Wednesday, 17 December 2014

Disagreeing A Little With Van Rijn

Nicholas van Rijn says:

"'...the League was once a free association of entrepreneurs what offered goods and services but did not force them on nobody. It is not private outfits what fights wars and operates concentration camps, it is governments, because governments is those organizations what claims the right to kill whoever will not do what they say.'"
-Poul Anderson, Rise Of The Terran Empire (New York, 2011), p. 285.

If the goods sold include the necessities of life, then we do not need to be forced to accept them! Or rather we are indeed forced to buy food but by our own physical needs, not by anyone holding a gun to our heads. Private outfits do not fight wars?

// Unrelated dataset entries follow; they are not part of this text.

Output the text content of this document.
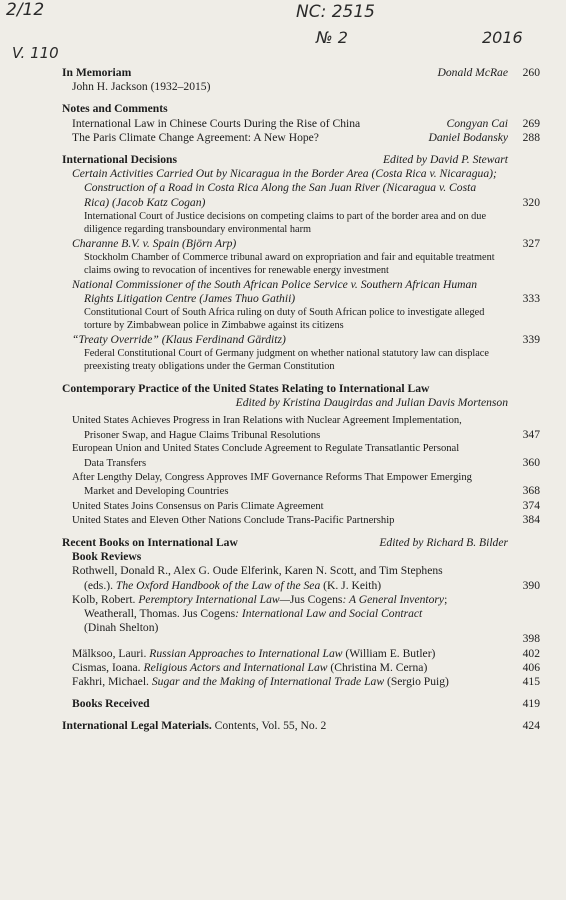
2/12
V. 110
NC: 2515
№ 2	2016
In Memoriam	Donald McRae	260
John H. Jackson (1932–2015)
Notes and Comments
International Law in Chinese Courts During the Rise of China	Congyan Cai	269
The Paris Climate Change Agreement: A New Hope?	Daniel Bodansky	288
International Decisions	Edited by David P. Stewart
Certain Activities Carried Out by Nicaragua in the Border Area (Costa Rica v. Nicaragua);
Construction of a Road in Costa Rica Along the San Juan River (Nicaragua v. Costa
Rica) (Jacob Katz Cogan)	320
International Court of Justice decisions on competing claims to part of the border area and on due diligence regarding transboundary environmental harm
Charanne B.V. v. Spain (Björn Arp)	327
Stockholm Chamber of Commerce tribunal award on expropriation and fair and equitable treatment claims owing to revocation of incentives for renewable energy investment
National Commissioner of the South African Police Service v. Southern African Human
Rights Litigation Centre (James Thuo Gathii)	333
Constitutional Court of South Africa ruling on duty of South African police to investigate alleged torture by Zimbabwean police in Zimbabwe against its citizens
“Treaty Override” (Klaus Ferdinand Gärditz)	339
Federal Constitutional Court of Germany judgment on whether national statutory law can displace preexisting treaty obligations under the German Constitution
Contemporary Practice of the United States Relating to International Law
Edited by Kristina Daugirdas and Julian Davis Mortenson
United States Achieves Progress in Iran Relations with Nuclear Agreement Implementation,
Prisoner Swap, and Hague Claims Tribunal Resolutions	347
European Union and United States Conclude Agreement to Regulate Transatlantic Personal
Data Transfers	360
After Lengthy Delay, Congress Approves IMF Governance Reforms That Empower Emerging
Market and Developing Countries	368
United States Joins Consensus on Paris Climate Agreement	374
United States and Eleven Other Nations Conclude Trans-Pacific Partnership	384
Recent Books on International Law	Edited by Richard B. Bilder
Book Reviews
Rothwell, Donald R., Alex G. Oude Elferink, Karen N. Scott, and Tim Stephens
(eds.). The Oxford Handbook of the Law of the Sea (K. J. Keith)	390
Kolb, Robert. Peremptory International Law—Jus Cogens: A General Inventory;
Weatherall, Thomas. Jus Cogens: International Law and Social Contract
(Dinah Shelton)
398
Mälksoo, Lauri. Russian Approaches to International Law (William E. Butler)	402
Cismas, Ioana. Religious Actors and International Law (Christina M. Cerna)	406
Fakhri, Michael. Sugar and the Making of International Trade Law (Sergio Puig)	415
Books Received	419
International Legal Materials. Contents, Vol. 55, No. 2	424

"The Polesotechnic League...set its own policies, made its own treaties, established its own bases, fought its own battles..."
-Poul Anderson, The Van Rijn Method (New York, 2009), p. 146.

"'If we bring back that information, there'll be no more trouble with the Adderkops. Not after the League sends in a few Star class battleships and threatens to bombard their planet.'"
-The Van Rijn Method, p. 566.

Private companies are capable of fighting private wars unless restrained by government forces. And the East India Company ruled in India.

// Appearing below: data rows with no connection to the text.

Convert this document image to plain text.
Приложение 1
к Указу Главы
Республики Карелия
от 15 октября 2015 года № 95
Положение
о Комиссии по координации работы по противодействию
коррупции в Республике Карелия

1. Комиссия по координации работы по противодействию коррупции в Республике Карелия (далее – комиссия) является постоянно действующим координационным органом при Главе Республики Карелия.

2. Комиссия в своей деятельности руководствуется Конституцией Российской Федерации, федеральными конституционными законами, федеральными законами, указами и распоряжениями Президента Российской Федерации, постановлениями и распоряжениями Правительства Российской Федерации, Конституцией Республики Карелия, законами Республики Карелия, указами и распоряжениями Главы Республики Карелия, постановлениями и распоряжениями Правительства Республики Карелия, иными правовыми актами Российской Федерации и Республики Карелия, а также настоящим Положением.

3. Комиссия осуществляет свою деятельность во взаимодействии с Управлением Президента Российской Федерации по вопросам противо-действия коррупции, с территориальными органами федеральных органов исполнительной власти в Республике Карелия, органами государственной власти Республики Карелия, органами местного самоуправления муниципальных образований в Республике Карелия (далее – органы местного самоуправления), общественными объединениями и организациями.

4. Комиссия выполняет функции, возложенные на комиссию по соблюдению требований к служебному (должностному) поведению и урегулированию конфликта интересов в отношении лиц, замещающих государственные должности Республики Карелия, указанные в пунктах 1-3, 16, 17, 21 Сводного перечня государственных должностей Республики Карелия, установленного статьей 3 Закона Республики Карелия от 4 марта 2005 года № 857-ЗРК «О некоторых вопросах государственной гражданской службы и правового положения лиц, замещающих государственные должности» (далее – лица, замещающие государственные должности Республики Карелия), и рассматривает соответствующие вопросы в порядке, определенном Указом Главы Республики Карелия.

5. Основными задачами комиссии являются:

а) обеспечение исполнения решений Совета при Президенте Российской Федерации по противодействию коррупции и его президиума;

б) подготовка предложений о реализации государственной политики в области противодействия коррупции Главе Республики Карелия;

But van Rijn's account, while counterposing private outfits to governments, does not explain the origin of governments. I suggest that companies offer goods and services in order to accumulate wealth for their owners and shareholders and that it was the accumulation of wealth that generated governments. In the very earliest societies, there cannot as yet have been any distinction either between rich and poor or between rulers and ruled. A tribe, like an extended family, acted together, hunting and gathering for immediate consumption, but not as yet producing any surplus of storeable wealth. Low productivity precluded slavery. The labor of one supported only one. A slave would starve if anything that he produced was taken from him. Therefore, no one could as yet be enslaved. Some individuals would have given a lead or have been consulted for advice but would not as yet have had either the means or the motive to impose their will on anyone else.

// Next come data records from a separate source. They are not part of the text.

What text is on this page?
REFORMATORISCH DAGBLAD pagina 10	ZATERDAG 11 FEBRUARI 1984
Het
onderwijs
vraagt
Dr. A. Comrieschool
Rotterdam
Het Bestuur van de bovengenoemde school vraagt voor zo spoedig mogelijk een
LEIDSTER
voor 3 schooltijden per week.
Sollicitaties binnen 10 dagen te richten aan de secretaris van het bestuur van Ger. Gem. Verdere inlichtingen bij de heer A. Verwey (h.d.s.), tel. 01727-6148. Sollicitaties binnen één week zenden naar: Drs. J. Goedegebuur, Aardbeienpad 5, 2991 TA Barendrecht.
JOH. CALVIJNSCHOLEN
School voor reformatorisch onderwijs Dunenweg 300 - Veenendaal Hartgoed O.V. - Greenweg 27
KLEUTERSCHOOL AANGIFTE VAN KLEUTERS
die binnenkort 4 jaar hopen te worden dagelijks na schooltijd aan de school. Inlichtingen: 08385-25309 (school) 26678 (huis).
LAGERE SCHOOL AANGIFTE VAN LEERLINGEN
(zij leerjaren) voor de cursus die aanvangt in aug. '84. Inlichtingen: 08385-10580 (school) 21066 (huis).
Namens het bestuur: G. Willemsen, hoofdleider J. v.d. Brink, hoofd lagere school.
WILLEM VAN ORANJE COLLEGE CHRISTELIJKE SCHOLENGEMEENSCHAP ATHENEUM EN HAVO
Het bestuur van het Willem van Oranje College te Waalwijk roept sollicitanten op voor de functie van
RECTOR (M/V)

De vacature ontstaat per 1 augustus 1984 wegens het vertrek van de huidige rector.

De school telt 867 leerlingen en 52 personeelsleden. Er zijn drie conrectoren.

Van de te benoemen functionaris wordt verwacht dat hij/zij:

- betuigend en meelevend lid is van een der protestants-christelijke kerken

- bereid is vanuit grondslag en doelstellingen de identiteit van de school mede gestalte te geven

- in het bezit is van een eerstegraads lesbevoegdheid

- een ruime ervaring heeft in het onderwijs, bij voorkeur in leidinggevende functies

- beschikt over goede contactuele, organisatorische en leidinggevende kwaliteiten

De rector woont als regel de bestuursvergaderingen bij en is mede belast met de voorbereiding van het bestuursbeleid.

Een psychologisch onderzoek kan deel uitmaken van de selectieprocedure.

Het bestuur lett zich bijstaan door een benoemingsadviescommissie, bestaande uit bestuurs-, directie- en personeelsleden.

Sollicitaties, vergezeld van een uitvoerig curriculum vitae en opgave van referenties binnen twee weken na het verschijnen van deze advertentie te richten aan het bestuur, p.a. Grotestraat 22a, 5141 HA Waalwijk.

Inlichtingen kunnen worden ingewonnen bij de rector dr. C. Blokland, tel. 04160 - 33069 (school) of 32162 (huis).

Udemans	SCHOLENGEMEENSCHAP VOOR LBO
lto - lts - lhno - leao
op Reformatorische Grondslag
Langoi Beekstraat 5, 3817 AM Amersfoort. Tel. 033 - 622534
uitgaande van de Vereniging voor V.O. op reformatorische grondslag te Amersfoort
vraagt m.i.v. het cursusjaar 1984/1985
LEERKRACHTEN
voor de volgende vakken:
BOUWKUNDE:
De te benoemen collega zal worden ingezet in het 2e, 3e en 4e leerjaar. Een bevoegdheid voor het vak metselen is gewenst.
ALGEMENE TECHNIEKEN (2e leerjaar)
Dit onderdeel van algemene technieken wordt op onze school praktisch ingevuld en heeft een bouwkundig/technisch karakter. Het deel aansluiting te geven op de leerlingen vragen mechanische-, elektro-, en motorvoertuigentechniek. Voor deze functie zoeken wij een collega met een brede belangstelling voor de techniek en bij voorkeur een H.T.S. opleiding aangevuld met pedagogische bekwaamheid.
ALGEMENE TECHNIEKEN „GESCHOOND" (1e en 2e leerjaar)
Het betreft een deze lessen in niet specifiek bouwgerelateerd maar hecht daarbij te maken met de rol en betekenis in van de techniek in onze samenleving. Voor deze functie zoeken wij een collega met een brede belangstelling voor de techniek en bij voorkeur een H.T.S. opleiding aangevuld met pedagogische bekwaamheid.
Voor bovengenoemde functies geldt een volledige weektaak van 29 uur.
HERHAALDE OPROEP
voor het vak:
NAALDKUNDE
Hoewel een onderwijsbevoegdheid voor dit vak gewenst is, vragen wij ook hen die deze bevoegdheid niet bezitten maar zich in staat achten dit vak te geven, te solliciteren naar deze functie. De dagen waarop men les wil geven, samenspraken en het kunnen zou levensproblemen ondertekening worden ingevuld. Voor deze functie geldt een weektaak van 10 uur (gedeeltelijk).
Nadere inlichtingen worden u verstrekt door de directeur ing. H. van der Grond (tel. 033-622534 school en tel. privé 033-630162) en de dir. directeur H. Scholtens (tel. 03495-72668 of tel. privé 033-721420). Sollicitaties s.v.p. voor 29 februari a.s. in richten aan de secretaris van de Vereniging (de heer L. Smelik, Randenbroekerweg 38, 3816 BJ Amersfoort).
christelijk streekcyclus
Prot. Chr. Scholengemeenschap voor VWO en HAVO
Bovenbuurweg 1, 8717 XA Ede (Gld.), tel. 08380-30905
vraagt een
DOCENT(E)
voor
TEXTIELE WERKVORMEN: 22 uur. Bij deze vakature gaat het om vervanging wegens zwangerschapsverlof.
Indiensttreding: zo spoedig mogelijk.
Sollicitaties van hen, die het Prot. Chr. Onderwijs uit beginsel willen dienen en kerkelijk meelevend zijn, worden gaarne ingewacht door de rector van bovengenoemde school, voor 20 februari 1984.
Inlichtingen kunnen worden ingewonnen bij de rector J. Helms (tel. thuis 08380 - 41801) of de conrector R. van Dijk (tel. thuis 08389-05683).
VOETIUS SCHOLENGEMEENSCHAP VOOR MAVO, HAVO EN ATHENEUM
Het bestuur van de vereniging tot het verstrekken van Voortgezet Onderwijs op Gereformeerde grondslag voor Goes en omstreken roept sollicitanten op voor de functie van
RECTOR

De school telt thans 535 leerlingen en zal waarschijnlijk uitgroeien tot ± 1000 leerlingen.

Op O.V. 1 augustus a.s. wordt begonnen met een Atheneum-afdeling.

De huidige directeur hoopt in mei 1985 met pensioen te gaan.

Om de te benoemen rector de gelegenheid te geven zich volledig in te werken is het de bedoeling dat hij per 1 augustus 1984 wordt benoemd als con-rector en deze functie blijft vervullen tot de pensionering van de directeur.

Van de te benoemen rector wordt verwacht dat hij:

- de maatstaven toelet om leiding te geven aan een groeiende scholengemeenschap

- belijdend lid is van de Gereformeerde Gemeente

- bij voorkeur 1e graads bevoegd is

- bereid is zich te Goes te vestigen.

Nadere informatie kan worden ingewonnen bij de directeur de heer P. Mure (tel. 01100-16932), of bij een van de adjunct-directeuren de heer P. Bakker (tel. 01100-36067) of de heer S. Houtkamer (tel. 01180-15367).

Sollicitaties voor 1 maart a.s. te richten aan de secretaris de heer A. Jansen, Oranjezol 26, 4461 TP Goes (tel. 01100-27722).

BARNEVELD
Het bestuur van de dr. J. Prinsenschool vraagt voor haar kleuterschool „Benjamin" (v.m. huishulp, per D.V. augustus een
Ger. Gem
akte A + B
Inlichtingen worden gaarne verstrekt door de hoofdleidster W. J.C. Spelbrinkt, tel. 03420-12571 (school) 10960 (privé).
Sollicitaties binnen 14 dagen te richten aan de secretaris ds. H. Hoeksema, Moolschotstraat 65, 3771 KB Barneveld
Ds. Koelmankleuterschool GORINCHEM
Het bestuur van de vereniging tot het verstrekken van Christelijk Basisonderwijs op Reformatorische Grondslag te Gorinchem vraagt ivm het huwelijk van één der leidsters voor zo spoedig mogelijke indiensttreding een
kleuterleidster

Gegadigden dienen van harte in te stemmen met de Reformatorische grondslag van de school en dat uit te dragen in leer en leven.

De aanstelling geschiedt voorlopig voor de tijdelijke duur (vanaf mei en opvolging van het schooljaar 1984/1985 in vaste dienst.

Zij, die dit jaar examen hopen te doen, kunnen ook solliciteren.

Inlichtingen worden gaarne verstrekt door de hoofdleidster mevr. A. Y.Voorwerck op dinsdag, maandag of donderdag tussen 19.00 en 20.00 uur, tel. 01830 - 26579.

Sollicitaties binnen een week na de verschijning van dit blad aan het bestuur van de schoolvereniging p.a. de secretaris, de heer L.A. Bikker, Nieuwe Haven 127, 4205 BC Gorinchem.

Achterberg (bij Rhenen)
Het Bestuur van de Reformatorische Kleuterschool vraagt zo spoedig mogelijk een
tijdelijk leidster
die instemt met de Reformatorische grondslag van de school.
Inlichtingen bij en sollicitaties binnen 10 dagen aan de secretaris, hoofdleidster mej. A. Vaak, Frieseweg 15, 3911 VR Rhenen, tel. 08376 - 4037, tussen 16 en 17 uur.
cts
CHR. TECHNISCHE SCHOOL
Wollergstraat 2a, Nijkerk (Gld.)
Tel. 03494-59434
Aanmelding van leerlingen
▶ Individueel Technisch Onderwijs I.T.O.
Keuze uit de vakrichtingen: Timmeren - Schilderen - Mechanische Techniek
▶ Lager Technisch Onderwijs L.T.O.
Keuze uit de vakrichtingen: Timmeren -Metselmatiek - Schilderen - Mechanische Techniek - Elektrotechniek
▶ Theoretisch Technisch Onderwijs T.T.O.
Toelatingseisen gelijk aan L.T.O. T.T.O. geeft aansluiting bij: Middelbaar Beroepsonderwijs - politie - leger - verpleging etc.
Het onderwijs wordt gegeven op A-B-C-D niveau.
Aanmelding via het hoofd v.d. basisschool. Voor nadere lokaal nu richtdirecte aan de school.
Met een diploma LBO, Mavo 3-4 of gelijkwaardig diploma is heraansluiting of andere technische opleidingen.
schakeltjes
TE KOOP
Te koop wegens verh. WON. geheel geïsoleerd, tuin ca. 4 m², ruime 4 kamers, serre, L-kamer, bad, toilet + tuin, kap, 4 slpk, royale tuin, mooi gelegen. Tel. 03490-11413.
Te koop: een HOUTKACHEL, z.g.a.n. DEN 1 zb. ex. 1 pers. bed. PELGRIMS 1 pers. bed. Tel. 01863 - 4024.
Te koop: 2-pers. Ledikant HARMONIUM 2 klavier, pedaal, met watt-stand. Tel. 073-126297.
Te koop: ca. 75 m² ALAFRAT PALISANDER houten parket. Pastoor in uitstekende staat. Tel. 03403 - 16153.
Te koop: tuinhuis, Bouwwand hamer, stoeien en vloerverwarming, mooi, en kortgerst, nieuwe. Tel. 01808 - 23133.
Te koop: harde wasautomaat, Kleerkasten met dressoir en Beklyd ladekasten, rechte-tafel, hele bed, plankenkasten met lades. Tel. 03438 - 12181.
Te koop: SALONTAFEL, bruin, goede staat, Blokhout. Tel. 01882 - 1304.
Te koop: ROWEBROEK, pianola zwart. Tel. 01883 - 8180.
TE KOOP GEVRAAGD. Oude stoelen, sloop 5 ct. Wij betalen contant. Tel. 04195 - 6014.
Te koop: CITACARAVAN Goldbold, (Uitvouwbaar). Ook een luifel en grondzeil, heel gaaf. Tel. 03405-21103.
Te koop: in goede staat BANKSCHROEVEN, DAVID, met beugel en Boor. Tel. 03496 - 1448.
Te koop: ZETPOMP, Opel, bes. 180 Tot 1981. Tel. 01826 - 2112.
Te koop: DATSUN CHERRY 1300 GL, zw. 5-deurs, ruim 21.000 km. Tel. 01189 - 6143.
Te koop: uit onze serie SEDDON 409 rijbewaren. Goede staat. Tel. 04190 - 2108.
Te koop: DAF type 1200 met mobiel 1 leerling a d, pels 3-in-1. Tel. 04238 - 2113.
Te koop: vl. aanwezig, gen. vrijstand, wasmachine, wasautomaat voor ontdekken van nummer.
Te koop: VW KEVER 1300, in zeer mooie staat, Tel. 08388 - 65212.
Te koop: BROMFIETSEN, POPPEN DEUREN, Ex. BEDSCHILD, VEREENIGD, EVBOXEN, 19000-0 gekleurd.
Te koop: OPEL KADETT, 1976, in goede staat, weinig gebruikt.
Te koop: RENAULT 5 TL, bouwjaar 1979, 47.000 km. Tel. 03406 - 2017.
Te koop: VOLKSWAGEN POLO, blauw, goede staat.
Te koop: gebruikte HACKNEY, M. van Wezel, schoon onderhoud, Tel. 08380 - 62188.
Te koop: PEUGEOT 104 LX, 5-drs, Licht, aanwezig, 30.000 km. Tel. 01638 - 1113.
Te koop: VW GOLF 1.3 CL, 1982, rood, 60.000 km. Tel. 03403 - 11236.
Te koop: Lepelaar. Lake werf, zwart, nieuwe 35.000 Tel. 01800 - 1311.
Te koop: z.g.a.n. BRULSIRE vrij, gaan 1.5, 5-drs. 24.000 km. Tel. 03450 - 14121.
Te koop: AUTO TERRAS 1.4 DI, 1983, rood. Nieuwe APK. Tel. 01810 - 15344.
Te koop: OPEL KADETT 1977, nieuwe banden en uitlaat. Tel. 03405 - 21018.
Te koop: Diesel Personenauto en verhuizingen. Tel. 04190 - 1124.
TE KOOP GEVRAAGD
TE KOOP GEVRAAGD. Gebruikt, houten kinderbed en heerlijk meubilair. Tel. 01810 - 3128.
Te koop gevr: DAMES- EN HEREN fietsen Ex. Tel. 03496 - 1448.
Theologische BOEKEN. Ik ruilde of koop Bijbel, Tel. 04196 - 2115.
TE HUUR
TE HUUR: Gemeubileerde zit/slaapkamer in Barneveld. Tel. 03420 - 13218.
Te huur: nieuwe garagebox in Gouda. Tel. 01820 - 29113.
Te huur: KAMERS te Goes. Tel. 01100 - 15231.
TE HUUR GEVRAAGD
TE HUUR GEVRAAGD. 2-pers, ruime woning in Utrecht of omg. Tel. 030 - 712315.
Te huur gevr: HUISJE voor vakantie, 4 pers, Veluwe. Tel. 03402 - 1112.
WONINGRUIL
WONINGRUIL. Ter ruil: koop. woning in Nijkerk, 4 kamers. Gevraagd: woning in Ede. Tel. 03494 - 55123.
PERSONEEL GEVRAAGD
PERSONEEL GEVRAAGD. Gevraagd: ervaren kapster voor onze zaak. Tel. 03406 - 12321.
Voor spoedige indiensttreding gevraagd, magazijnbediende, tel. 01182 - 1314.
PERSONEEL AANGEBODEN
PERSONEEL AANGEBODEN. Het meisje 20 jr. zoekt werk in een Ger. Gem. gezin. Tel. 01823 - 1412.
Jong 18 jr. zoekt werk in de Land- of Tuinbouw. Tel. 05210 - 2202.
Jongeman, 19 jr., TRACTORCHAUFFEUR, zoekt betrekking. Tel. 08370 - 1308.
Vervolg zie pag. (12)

When at last a state, initially just a body of armed men, emerged and differentiated itself from the rest of society, it not only imposed a ruler's will but also, more fundamentally, protected his property: herds, goods and slaves. Theft had become possible. There were now goods that could be stolen, therefore some people motivated to steal them. In modern society and in the Solar Commonwealth, private property is protected by public laws, police, courts, prisons and armed forces. A character in "The Saturn Game" has "...a copy of The Machinery Of Freedom..." (The Van Rijn Method, p. 12) (see here). This book argues for a society with private corporations but no state. This sounds like a good premise for an sf novel.

Meanwhile, however, van Rijn's properties on Earth are protected from thieves and looters by the government of the Solar Commonwealth. So I see private enterprises and public authorities as two sides of one coin rather than as opposed forces. I previously discussed "Issues in Mirkheim" here.